When Anglican archbishop Thabo Makgoba talked in his Easter sermon of the “grandstanding and political one-upmanship” of SA’s politicians, he also warned of a “a crisis of confidence” in democratic governance.
This caution has come at a key moment given recent rumbling of a reset of the government of national unity (GNU) amid ongoing budget high jinks. The point is that the credibility of the budget, one of SA’s internationally acknowledged strengths, was damaged when on February 19 its tabling was delayed by that SA tendency — the political solution. Finding the political solution is a short-term, issue-linked, often artless deal that undermines governance principle and damages SA’s body politic.
Politicians blame the GNU statement of intent for their woes, but this is a purposeful and mischievous deflection. Yes, the constitution’s 14-day limit to form a government is tough when no-one wins the election outright, as happened in May 2024 — Germany took six weeks to finalise its 144-page coalition deal, after all — but the need for coalitions does not come from nowhere. Nationwide conversations on coalitions unfolded for most of 2023, even leading to a draft framework, including recommendations for a public coalitions office.
Deputy president Paul Mashatile took part in those coalition conversations. He told the August 2023 two-day national coalition dialogue that the government was aware coalition-building was “contentious” and how “those who govern also owe accountability to the people at all times, for without accountability the process of governance is compromised”.
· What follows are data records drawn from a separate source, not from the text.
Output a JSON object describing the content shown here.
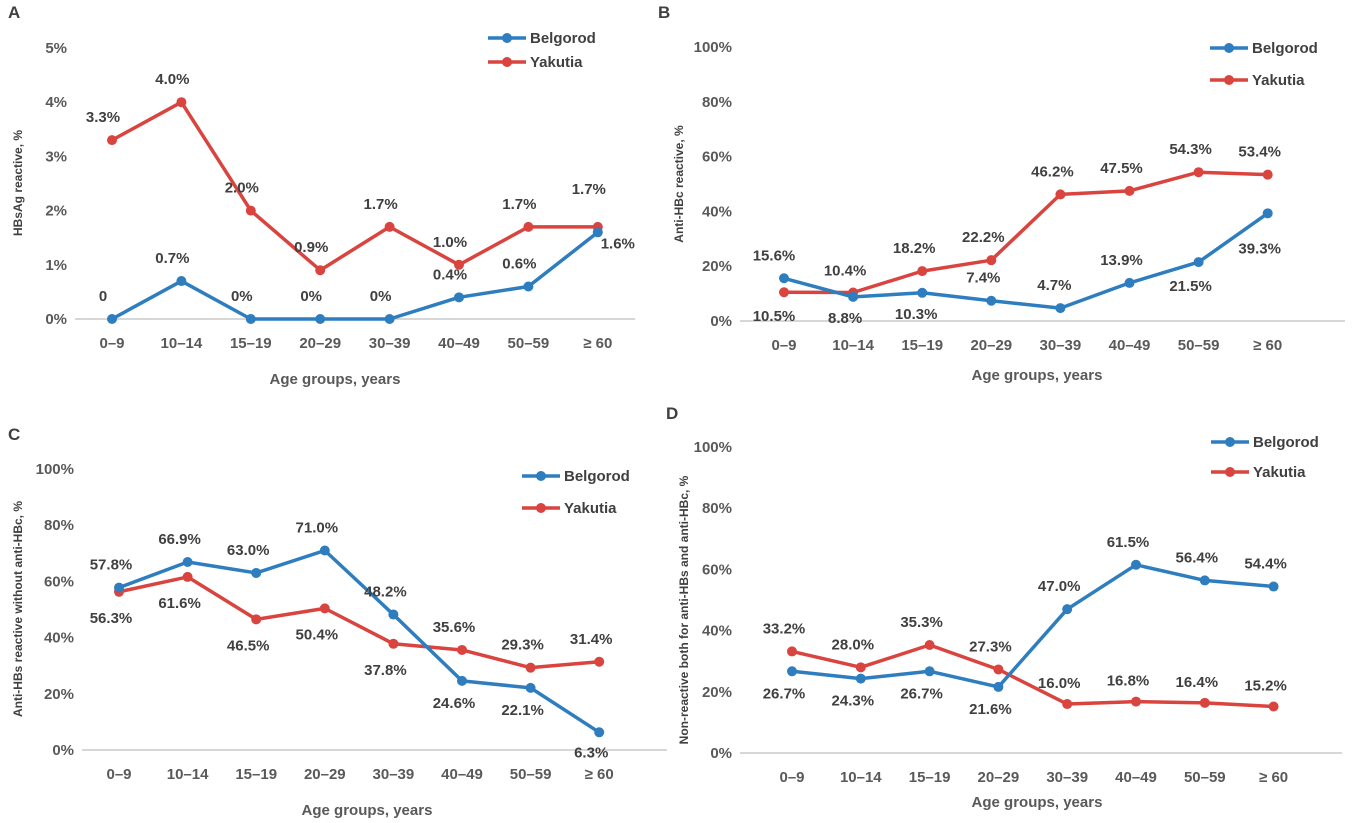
{
  "colors": {
    "Belgorod": "#2E7EBF",
    "Yakutia": "#D9443F"
  },
  "chart_data": [
    {
      "panel": "A",
      "type": "line",
      "ylabel": "HBsAg reactive, %",
      "xlabel": "Age groups, years",
      "categories": [
        "0–9",
        "10–14",
        "15–19",
        "20–29",
        "30–39",
        "40–49",
        "50–59",
        "≥ 60"
      ],
      "yticks": [
        "0%",
        "1%",
        "2%",
        "3%",
        "4%",
        "5%"
      ],
      "ylim": [
        0,
        5
      ],
      "legend": "top-right",
      "series": [
        {
          "name": "Belgorod",
          "values": [
            0,
            0.7,
            0,
            0,
            0,
            0.4,
            0.6,
            1.6
          ],
          "labels": [
            "0",
            "0.7%",
            "0%",
            "0%",
            "0%",
            "0.4%",
            "0.6%",
            "1.6%"
          ]
        },
        {
          "name": "Yakutia",
          "values": [
            3.3,
            4.0,
            2.0,
            0.9,
            1.7,
            1.0,
            1.7,
            1.7
          ],
          "labels": [
            "3.3%",
            "4.0%",
            "2.0%",
            "0.9%",
            "1.7%",
            "1.0%",
            "1.7%",
            "1.7%"
          ]
        }
      ]
    },
    {
      "panel": "B",
      "type": "line",
      "ylabel": "Anti-HBc reactive, %",
      "xlabel": "Age groups, years",
      "categories": [
        "0–9",
        "10–14",
        "15–19",
        "20–29",
        "30–39",
        "40–49",
        "50–59",
        "≥ 60"
      ],
      "yticks": [
        "0%",
        "20%",
        "40%",
        "60%",
        "80%",
        "100%"
      ],
      "ylim": [
        0,
        100
      ],
      "legend": "top-right",
      "series": [
        {
          "name": "Belgorod",
          "values": [
            15.6,
            8.8,
            10.3,
            7.4,
            4.7,
            13.9,
            21.5,
            39.3
          ],
          "labels": [
            "15.6%",
            "8.8%",
            "10.3%",
            "7.4%",
            "4.7%",
            "13.9%",
            "21.5%",
            "39.3%"
          ]
        },
        {
          "name": "Yakutia",
          "values": [
            10.5,
            10.4,
            18.2,
            22.2,
            46.2,
            47.5,
            54.3,
            53.4
          ],
          "labels": [
            "10.5%",
            "10.4%",
            "18.2%",
            "22.2%",
            "46.2%",
            "47.5%",
            "54.3%",
            "53.4%"
          ]
        }
      ]
    },
    {
      "panel": "C",
      "type": "line",
      "ylabel": "Anti-HBs reactive without anti-HBc, %",
      "xlabel": "Age groups, years",
      "categories": [
        "0–9",
        "10–14",
        "15–19",
        "20–29",
        "30–39",
        "40–49",
        "50–59",
        "≥ 60"
      ],
      "yticks": [
        "0%",
        "20%",
        "40%",
        "60%",
        "80%",
        "100%"
      ],
      "ylim": [
        0,
        100
      ],
      "legend": "top-right",
      "series": [
        {
          "name": "Belgorod",
          "values": [
            57.8,
            66.9,
            63.0,
            71.0,
            48.2,
            24.6,
            22.1,
            6.3
          ],
          "labels": [
            "57.8%",
            "66.9%",
            "63.0%",
            "71.0%",
            "48.2%",
            "24.6%",
            "22.1%",
            "6.3%"
          ]
        },
        {
          "name": "Yakutia",
          "values": [
            56.3,
            61.6,
            46.5,
            50.4,
            37.8,
            35.6,
            29.3,
            31.4
          ],
          "labels": [
            "56.3%",
            "61.6%",
            "46.5%",
            "50.4%",
            "37.8%",
            "35.6%",
            "29.3%",
            "31.4%"
          ]
        }
      ]
    },
    {
      "panel": "D",
      "type": "line",
      "ylabel": "Non-reactive both for anti-HBs and anti-HBc, %",
      "xlabel": "Age groups, years",
      "categories": [
        "0–9",
        "10–14",
        "15–19",
        "20–29",
        "30–39",
        "40–49",
        "50–59",
        "≥ 60"
      ],
      "yticks": [
        "0%",
        "20%",
        "40%",
        "60%",
        "80%",
        "100%"
      ],
      "ylim": [
        0,
        100
      ],
      "legend": "top-right",
      "series": [
        {
          "name": "Belgorod",
          "values": [
            26.7,
            24.3,
            26.7,
            21.6,
            47.0,
            61.5,
            56.4,
            54.4
          ],
          "labels": [
            "26.7%",
            "24.3%",
            "26.7%",
            "21.6%",
            "47.0%",
            "61.5%",
            "56.4%",
            "54.4%"
          ]
        },
        {
          "name": "Yakutia",
          "values": [
            33.2,
            28.0,
            35.3,
            27.3,
            16.0,
            16.8,
            16.4,
            15.2
          ],
          "labels": [
            "33.2%",
            "28.0%",
            "35.3%",
            "27.3%",
            "16.0%",
            "16.8%",
            "16.4%",
            "15.2%"
          ]
        }
      ]
    }
  ]
}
The nine-page GNU statement of intent signed in mid-June, shortly after the May elections that cost the ANC its 30-year majority, lays a solid basis. It includes principles such as social justice, constitutional democracy and the rule of law, priorities such as redressing joblessness and boosting economic growth, and co-operation rules, or modalities, like consultations between the president and party leaders and everyone having to agree for a new party to join.
The devil is in the modality detail. It’s easy for anyone to talk pretty about a better SA, but getting around the table and compromising for the national interest is the real test of coalition governance and political leadership. Instead, grandstanding and political one-upmanship prevails.
The deadlock breaking mechanism was established in an apparent PR exercise well after tensions emerged. The mechanism’s inaugural meeting postponed taking any decisions to the next meeting, where to anyone’s best knowledge no decisions were taken either. Established like a cabinet committee, everything this mechanism does is secret.
More importantly the GNU consultation council still has not got off the ground. Meant to be “responsible for consultations” within the GNU, according to the statement of intent, it must also monitor progress on priorities and align the government’s programmes, resourcing and implementation. Sounds like just the instrument to have prevented the budget debacle! Or other quarrels.
Instead, word has emerged of a push to lower the provision for sufficient consensus, which right now in effect requires the ANC and DA to agree. A suggested new lower threshold would mean the ANC could circumvent the DA if it has agreements from the smaller parties. That’s a little like what happened over parliament’s approval of the fiscal framework earlier in April, now challenged in court, which does not bode well for coalition governance.
Political leadership and strategic thinking are needed, not grandstanding and political one-upmanship or the short-term satisfaction of the political solution.
Loathe it or love it, the GNU engenders warm fuzzy feelings among the majority of South Africans, from ordinary folks to analysts and organised business. How things unfold from here will be a defining moment for SA.
• Merten is a veteran political journalist specialising in parliament and governance.